多くの外国人観光客が訪れる東京 浅草で、大地震が発生して多くの外国人が帰宅困難になったことを想定した対応訓練が行われました。

これは東日本大震災で多くの帰宅困難者が出たことを教訓に、土産物店や飲食店でつくる「浅草観光連盟」が震災の翌年から毎年行っています。

震度6強の揺れを観測する地震が発生し、公共交通機関などがマヒしたという想定で、警察や消防、住民合わせて600人余りと、近くの日本語学校に通う留学生180人ほどが参加しました。

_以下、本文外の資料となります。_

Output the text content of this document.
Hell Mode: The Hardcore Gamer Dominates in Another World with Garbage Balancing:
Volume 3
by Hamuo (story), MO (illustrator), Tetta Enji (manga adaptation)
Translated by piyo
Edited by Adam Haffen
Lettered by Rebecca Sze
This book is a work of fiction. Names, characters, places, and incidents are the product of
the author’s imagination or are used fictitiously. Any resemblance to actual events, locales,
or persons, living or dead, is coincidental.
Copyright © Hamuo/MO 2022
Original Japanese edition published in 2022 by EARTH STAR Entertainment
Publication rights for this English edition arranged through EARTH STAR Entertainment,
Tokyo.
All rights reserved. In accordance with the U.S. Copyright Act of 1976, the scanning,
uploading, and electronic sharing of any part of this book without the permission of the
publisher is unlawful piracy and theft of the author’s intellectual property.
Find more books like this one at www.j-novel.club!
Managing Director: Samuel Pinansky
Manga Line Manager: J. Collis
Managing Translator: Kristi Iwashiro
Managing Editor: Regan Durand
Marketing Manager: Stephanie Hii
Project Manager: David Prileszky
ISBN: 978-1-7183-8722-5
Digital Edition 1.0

観光連盟は災害時、学校から可能な範囲で避難誘導などに協力してもらえることを申し合わせていて、訓練では留学生が英語やタイ語で冷静に行動するよう帰宅困難者役の学生に呼びかけていました。

そして、水や非常食を備蓄している区内の一時滞在施設に誘導していました。

浅草寺によりますと、土日など多いときには周辺に8万人の人出があることに加え、災害時、区内の帰宅困難者は10万8000人と想定され、民間の協力も得た一時滞在施設の確保が課題になっています。

台東区危機・災害対策課の近藤敏行係長は「災害時には不要不急の外出をやめ、建物内にいる場合はとどまることが重要だと周知していきたい」と話していました。

「浅草観光連盟」の冨士滋美会長は「災害時は落ち着いて行動することが大切です。地域全体で防災意識を高めたい」と話していました。